7. A method according to claim 6 , further including steps of
providing a management computer in communication with said storage system, said management computer displaying said GUI to an administrator, whereby said administrator requests said searching and said retrieving via said GUI.
8. A method according to claim 1 , further including steps of
providing said journal volume and/or said second volume in a second storage system separate from said storage system storing said first volume.
9. A method for storing and retrieving data, said method comprising:
providing a storage system including a controller and disk drives, said storage system including a first volume allocated storage space on said disk drives for storing write data received from a first computer;
providing a second volume, said second volume storing a copy of data stored on said first volume at a first point in time;
providing a continuous data protection (CDP) module operative for storing a copy of each write data received by said first volume as a journal entry in a journal volume; and
indexing the data stored in said first volume at one or more second points in time after said first point in time by invoking said CDP module to create a virtual volume corresponding to each said one or second points in time, and indexing information contained in each said virtual volume to create index information.
10. A method according to claim 9 , further including steps of
creating said index information at said one or more second points in time, in response to a triggering event, wherein said triggering event is closing of a file at said computer.
11. A method according to claim 9 , further including steps of
searching said index information to locate an instance of a first file based upon an input query, wherein the instance of the first file at a specified second point in time is located; and
retrieving information on said instance of the first file by invoking said CDP module to apply said journal volume to said second volume up to said specified second point in time.
12. A method according to claim 11 , further including steps of
recovering, said instance of said first file to said first volume by directing said CDP module to copy said instance of said first file to said first volume.

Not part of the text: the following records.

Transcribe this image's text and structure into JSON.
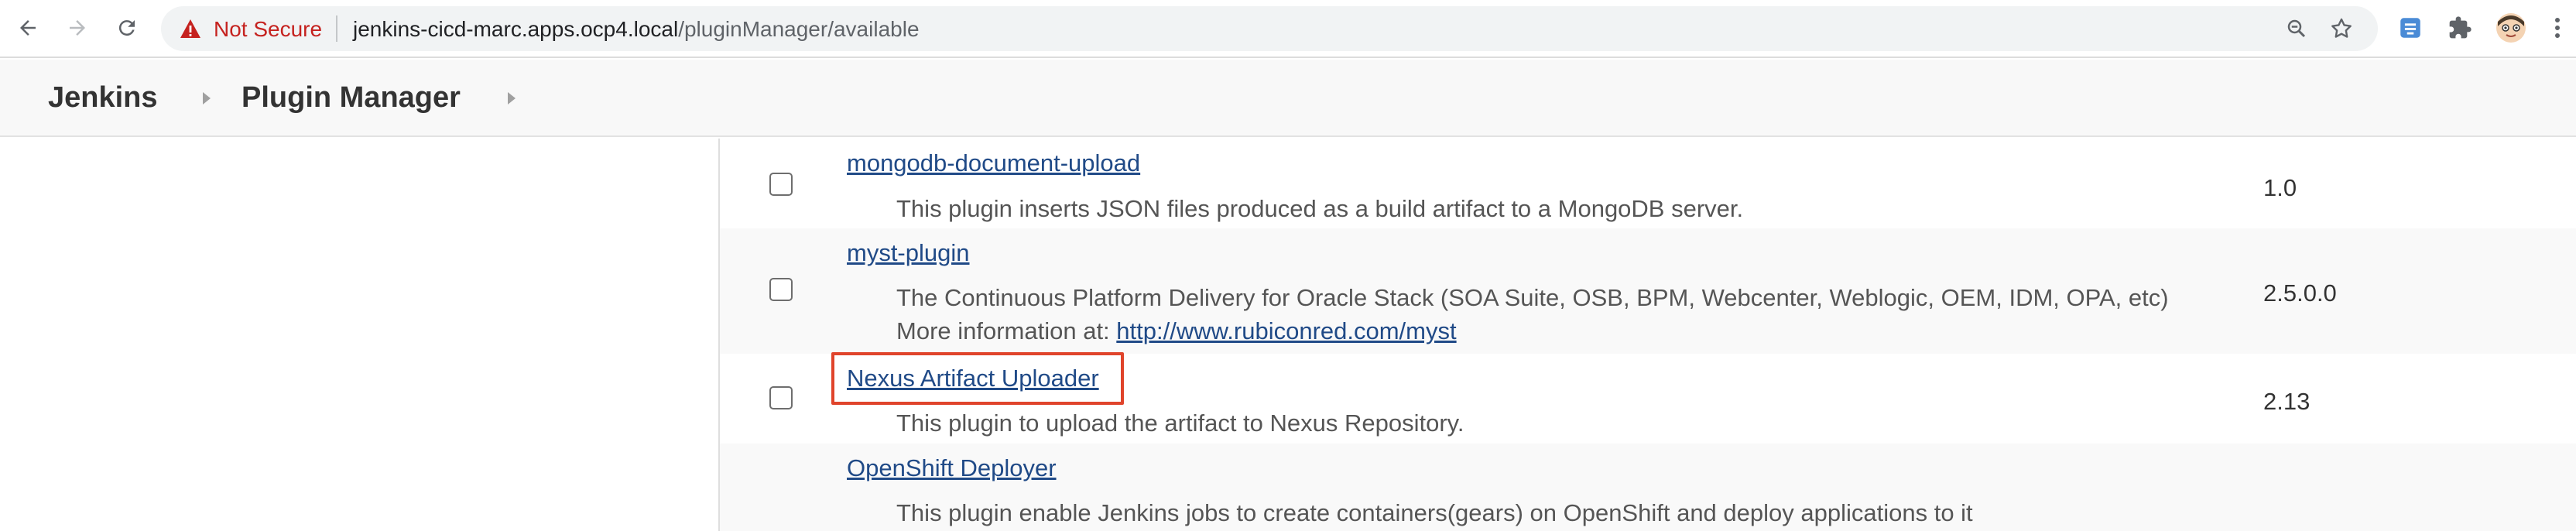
{
  "browser": {
    "security_label": "Not Secure",
    "url_host": "jenkins-cicd-marc.apps.ocp4.local",
    "url_path": "/pluginManager/available",
    "icons": [
      "back-icon",
      "forward-icon",
      "reload-icon",
      "warning-icon",
      "zoom-icon",
      "star-icon",
      "extension-badge-icon",
      "puzzle-icon",
      "profile-avatar"
    ]
  },
  "breadcrumb": {
    "items": [
      {
        "label": "Jenkins"
      },
      {
        "label": "Plugin Manager"
      }
    ]
  },
  "plugins": [
    {
      "name": "mongodb-document-upload",
      "description": "This plugin inserts JSON files produced as a build artifact to a MongoDB server.",
      "version": "1.0"
    },
    {
      "name": "myst-plugin",
      "description": "The Continuous Platform Delivery for Oracle Stack (SOA Suite, OSB, BPM, Webcenter, Weblogic, OEM, IDM, OPA, etc)",
      "more_info_label": "More information at:",
      "more_info_link": "http://www.rubiconred.com/myst",
      "version": "2.5.0.0"
    },
    {
      "name": "Nexus Artifact Uploader",
      "description": "This plugin to upload the artifact to Nexus Repository.",
      "version": "2.13",
      "highlighted": true
    },
    {
      "name": "OpenShift Deployer",
      "description": "This plugin enable Jenkins jobs to create containers(gears) on OpenShift and deploy applications to it",
      "version": ""
    }
  ],
  "colors": {
    "link": "#204a87",
    "not_secure": "#c5221f",
    "highlight_border": "#e0442b"
  }
}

13. A method according to claim 9 , further including steps of
providing a graphic user interface (GUI) for displaying results of said searching, said results including names of one or more files located by said searching and one or more times of modification corresponding to said one or more files.

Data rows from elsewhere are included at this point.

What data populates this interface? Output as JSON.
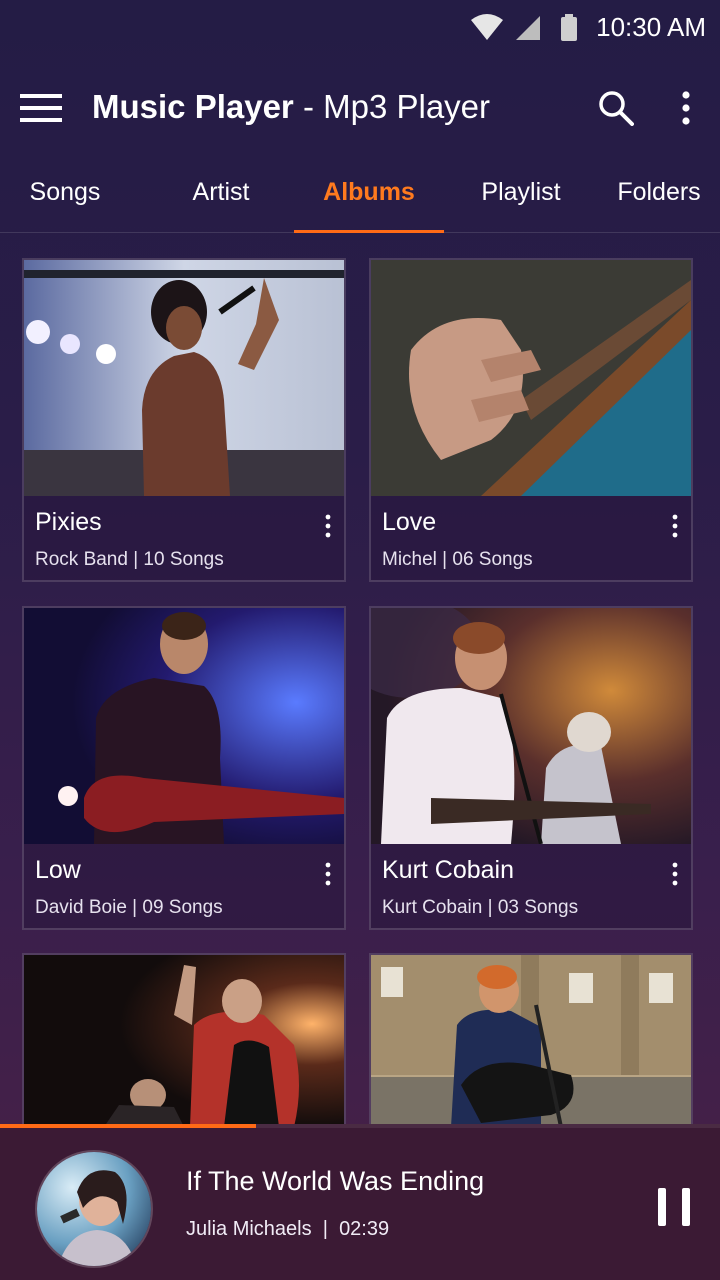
{
  "status": {
    "time": "10:30 AM"
  },
  "app": {
    "title_bold": "Music Player",
    "title_rest": " - Mp3 Player"
  },
  "tabs": [
    {
      "label": "Songs"
    },
    {
      "label": "Artist"
    },
    {
      "label": "Albums"
    },
    {
      "label": "Playlist"
    },
    {
      "label": "Folders"
    }
  ],
  "albums": [
    {
      "title": "Pixies",
      "subtitle": "Rock Band | 10 Songs"
    },
    {
      "title": "Love",
      "subtitle": "Michel | 06 Songs"
    },
    {
      "title": "Low",
      "subtitle": "David Boie | 09 Songs"
    },
    {
      "title": "Kurt Cobain",
      "subtitle": "Kurt Cobain | 03 Songs"
    }
  ],
  "player": {
    "title": "If The World Was Ending",
    "artist": "Julia Michaels",
    "separator": "|",
    "time": "02:39",
    "progress": 0.355
  },
  "colors": {
    "accent": "#ff6a16",
    "active_tab": "#ff7a1e"
  }
}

14. A method according to claim 9 , further including a step of
providing said journal volume and/or said second volume in a second storage system separate from said storage system including said first volume.
15. A system for indexing and searching, comprising:
a first storage system having a first volume for storing data received from a first computer;
a second volume storing a copy of said first volume at a first point in time;
a journal volume storing write data written to said first volume after said first point in time;
a continuous data protection (CDP) module for copying write data written by said first computer to said first volume to said journal volume, said CDP module being programmed to create a virtual volume reflecting a condition of data stored in said first volume at a specified point in time after said first point in time by applying entries in said journal volume to said second volume up to said specified point in time;
an indexing module configured for collecting information of the data stored in said first volume and creating index tables of data collected at one or more second points in time, said indexing module being programmed to create said one or more index tables by invoking said CDP module to create said virtual volume; and
a search module able to be invoked after said one or more second points in time to search said index tables in response to a query to enable retrieval of file information in existence during at least one of said one or more second points in time.
16. The system according to claim 15 , wherein
said search module is further programmed to provide a graphic user interface to enable display of results of said search.
17. The system according to claim 15 , wherein
said search module is further programmed to be able to invoke said CDP module to recover an instance of a file at one of said second points in time to said first volume.
18. The system according to claim 15 , wherein
said journal volume and/or said second volume are located in a second storage system separate from the first storage system having said first volume.
19. The system according to claim 15 , wherein
said index tables include at least one of file type information, file owner information, or file name information.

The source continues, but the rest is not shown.